Wallace, Edgar: Der Fälscher. 1990. ISBN 3-355-01097-9 Verlag Neues Leben

Donna Leon: Acqua alta

Altes hat sich bewährt. Getreu diesem Sprichwort lässt Donna Leon im fünften Fall ihres Commissario Brunetti den Ermittler mit Charakteren ihres Debütromanes zusammentreffen. Auch Quereinsteiger werden merken, wie geschickt es Leon gelingt, ihren Figuren Tiefe zu geben, indem sie sie Raum und Zeit aussetzt.

Besonders die Witterung hat diesmal großen Einfluss auf das, was als Mix aus klassischen Krimi, gefühlvoller Selbstfindung und örtlichen Flair bislang neunzehnmal zum Erfolg geführt hat. In Leons Werk findet sich eine Lebendigkeit und Vertrautheit wieder, die den Leser direkt zum Ort des Geschehens bringt.

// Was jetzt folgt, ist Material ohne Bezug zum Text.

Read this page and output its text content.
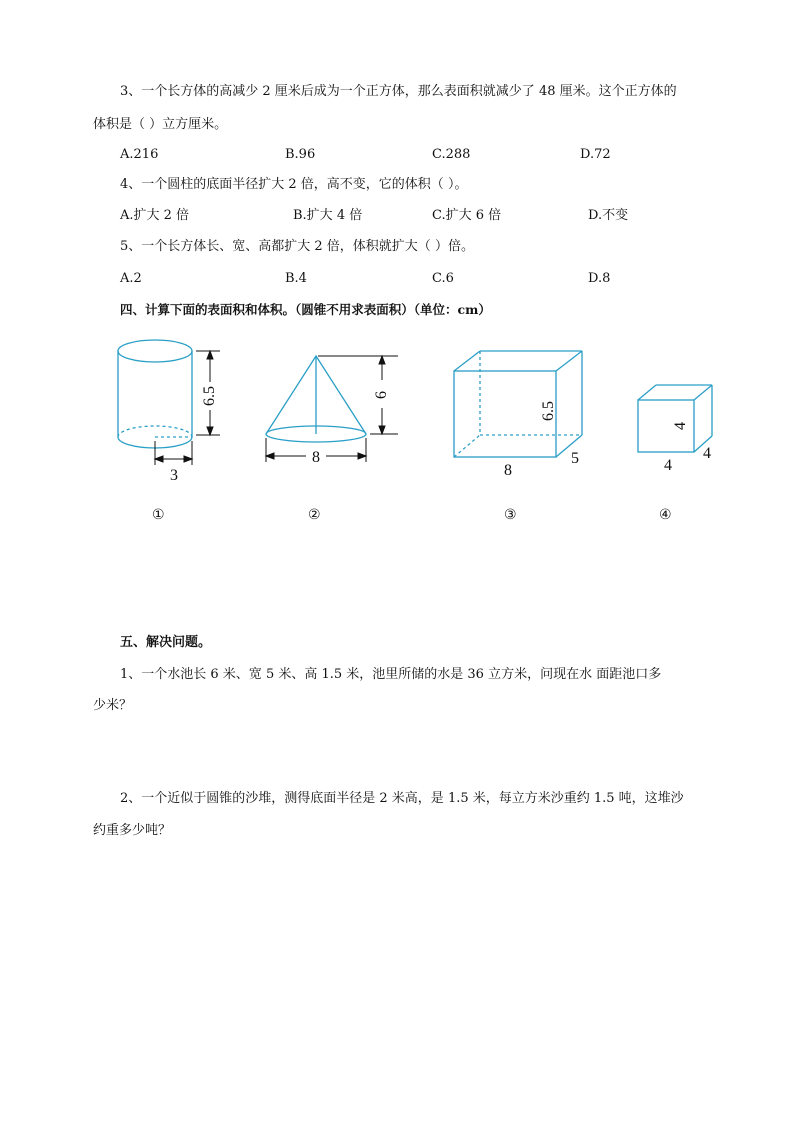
3、一个长方体的高减少 2 厘米后成为一个正方体，那么表面积就减少了 48 厘米。这个正方体的
体积是（ ）立方厘米。
A.216	B.96	C.288	D.72
4、一个圆柱的底面半径扩大 2 倍，高不变，它的体积（ ）。
A.扩大 2 倍	B.扩大 4 倍	C.扩大 6 倍	D.不变
5、一个长方体长、宽、高都扩大 2 倍，体积就扩大（ ）倍。
A.2	B.4	C.6	D.8
四、计算下面的表面积和体积。（圆锥不用求表面积）（单位：cm）
6.5
3
6
8
6.5
8
5
4
4
4
①	②	③	④
五、解决问题。
1、一个水池长 6 米、宽 5 米、高 1.5 米，池里所储的水是 36 立方米，问现在水 面距池口多
少米？
2、一个近似于圆锥的沙堆，测得底面半径是 2 米高，是 1.5 米，每立方米沙重约 1.5 吨，这堆沙
约重多少吨？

Vielleicht ist es die Natürlichkeit, mit der sie die Figuren handeln, lieben und leiden lässt. Ungezwungen fixiert auf die Dinge, die eine Persönlichkeit ausmachen und das eigene Glück festigen, ist es ebenso unterhaltsam Brunetti beim Reflektieren über sein Leben, seine Familie und seine Freunde bzw. Kollegen über die Schulter zu sehen wie einer groß angelegten Verschwörung hinterher zu jagen.

Es sind die clever gesponnen, unterschiedlichen Fäden eines Netzes, das den Leser gefangen hält. Hat man sich einmal darin verfangen, hilft nur eines: Avanti!